Wednesday, January 30, 2013

The Gay Debate

Here’s a story:

                Recently, former San Francisco 49ers lineman Kwame Harris got in a scuffle with an ex about soy sauce.  This resulted in an assault charge against Harris.  Soy sauce-based arguments happen more often than you think, people. That’s not the interesting part.  The interesting part is that Harris’s ex happens to be a man.  Yes, hard to believe as it is, a professional football player was gay. 

                As you may know, the San Francisco 49ers happen to be in the Super Bowl this year.  As a result, on media day, a number of the current players were asked if knowing that a teammate was gay would affect the atmosphere in the locker room.  Most said a teammate’s sexuality would not have made a difference, as, being professionals, they are there to do a job, namely win games, not wondering what their teammates are doing with their penises in their spare time.  Non-grammar-award-winning-cornerback Chris Culliver did not share that opinion, however, and openly worried that gay germs might infect him and ruin his good time (paraphrasing). *

                Here’s my beef: there are a number of things that I have opinions about, and not favorable opinions, either.  I am 99% opposed to marriage for me, and about 90% opposed to it for you.  I think that conspicuous consumption is either a sign of a small penis or daddy issues.  I have found that people who talk about how great they are at religion are usually pretty bad at being humans.  But the truth of the matter is that no one gives a shit about my opinions because they are stupid, and, technically, a little crazy.  So how is it that we provide a forum for people to continuously express their stupid and crazy opinions about human sexuality? 

                I know what some of you are thinking: that this is something that should be debated because the Bible says or doesn’t say something about sexuality, or because sexuality is or isn’t a choice.  Well, guess what?  The Bible also has an opinion about ham sandwiches.  But do we feel the need to debate ham sandwiches ad nauseum on every television show and every blessed comment on USAToday?  We do not, America.  And, on top of that, lots of things are choices.  Men under thirty who grow full-on Ulysses S. Grant beards make a choice, but people allow them to go about their lives with nary a word, despite the fact that I CAN GUARANTEE YOU that their partner/loved one thinks that they look MUCH BETTER without the beard.  So, given the fact that we feel perfectly comfortable allowing some biblical references and some choices to slide, why is it that we must pick on sexuality?

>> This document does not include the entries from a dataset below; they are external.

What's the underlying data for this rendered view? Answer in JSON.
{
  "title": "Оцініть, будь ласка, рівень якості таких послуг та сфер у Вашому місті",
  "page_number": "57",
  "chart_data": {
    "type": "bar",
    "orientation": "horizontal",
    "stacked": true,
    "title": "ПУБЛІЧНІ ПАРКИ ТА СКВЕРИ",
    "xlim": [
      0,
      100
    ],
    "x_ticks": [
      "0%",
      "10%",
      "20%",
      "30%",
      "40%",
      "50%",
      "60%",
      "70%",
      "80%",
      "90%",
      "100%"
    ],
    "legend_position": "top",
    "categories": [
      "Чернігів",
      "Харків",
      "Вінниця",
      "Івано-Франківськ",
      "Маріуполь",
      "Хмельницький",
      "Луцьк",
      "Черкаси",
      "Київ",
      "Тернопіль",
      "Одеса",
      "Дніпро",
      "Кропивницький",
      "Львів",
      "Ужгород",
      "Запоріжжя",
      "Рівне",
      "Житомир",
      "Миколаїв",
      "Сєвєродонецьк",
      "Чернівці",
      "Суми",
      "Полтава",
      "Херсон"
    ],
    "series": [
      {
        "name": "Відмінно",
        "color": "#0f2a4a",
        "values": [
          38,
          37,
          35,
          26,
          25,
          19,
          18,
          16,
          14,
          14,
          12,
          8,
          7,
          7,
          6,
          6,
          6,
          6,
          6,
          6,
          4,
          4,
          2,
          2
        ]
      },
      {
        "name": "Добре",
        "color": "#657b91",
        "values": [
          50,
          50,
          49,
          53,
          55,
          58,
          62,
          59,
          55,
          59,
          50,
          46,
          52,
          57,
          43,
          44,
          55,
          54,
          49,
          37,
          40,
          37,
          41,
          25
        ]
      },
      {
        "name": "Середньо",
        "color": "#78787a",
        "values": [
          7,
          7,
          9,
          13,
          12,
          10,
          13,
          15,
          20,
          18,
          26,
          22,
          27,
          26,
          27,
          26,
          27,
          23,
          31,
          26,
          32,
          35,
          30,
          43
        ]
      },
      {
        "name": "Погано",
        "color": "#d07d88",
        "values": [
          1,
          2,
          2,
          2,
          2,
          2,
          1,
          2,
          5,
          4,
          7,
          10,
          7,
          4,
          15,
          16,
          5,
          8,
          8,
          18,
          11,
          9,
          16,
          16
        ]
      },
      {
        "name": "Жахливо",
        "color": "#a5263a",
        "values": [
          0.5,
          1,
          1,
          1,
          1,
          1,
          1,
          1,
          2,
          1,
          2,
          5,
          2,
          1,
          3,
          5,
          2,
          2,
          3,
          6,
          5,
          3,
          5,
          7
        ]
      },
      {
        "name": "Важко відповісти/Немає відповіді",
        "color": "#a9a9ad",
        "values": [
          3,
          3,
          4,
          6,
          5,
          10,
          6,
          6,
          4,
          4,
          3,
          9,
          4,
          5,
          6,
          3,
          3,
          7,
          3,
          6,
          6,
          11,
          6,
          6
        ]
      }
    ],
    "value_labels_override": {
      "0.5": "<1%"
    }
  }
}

                Don’t get me wrong: I believe in the marketplace of ideas.  But there’s got to come a time when we say, “Thanks, we’ve heard enough on this issue.”  Right?  Because all we keep doing now is recycling the same things that people have been saying for hundreds of years now- the same things that people used to say about interracial marriage, women voting, and abolishing slavery.  Aren’t we intelligent enough to move beyond that?

                Oscar Wilde- a man who, coincidentally, was imprisoned for homosexuality- wrote, “We are each our own devil, and we make this world our hell.”  When we insist on pretending that sexuality is a legitimate debate, we are simply bedeviling ourselves.  Instead, why don’t we live by the words of my hero, Kurt Vonnegut: “If you can do no good, at least do no harm.”  Regardless of whether you believe gayness is good, bad, weird, awesome, or something else, can’t we all agree that to show loving kindness is the truest expression of humanity?

                And besides, don’t we have more important things to debate?  Children die from preventable causes.  Mentally ill people are untreated.   Rape remains a powerful tool of oppression, and according to Stephen Colbert, bears are out to get us.  Gayness is something that can’t be solved, and doesn’t need a solution.  Bears, on the other hand…


* Culliver’s actual quote was, “"I don't do the gay guys man…I don't do that. No, we don't got no gay people on the team, they gotta get up out of here if they do. Can't be with that sweet stuff. Nah…can't be…in the locker room man. Nah."  A later tweet on an unrelated topic also demonstrated that Culver is unaware of the their/there distinction.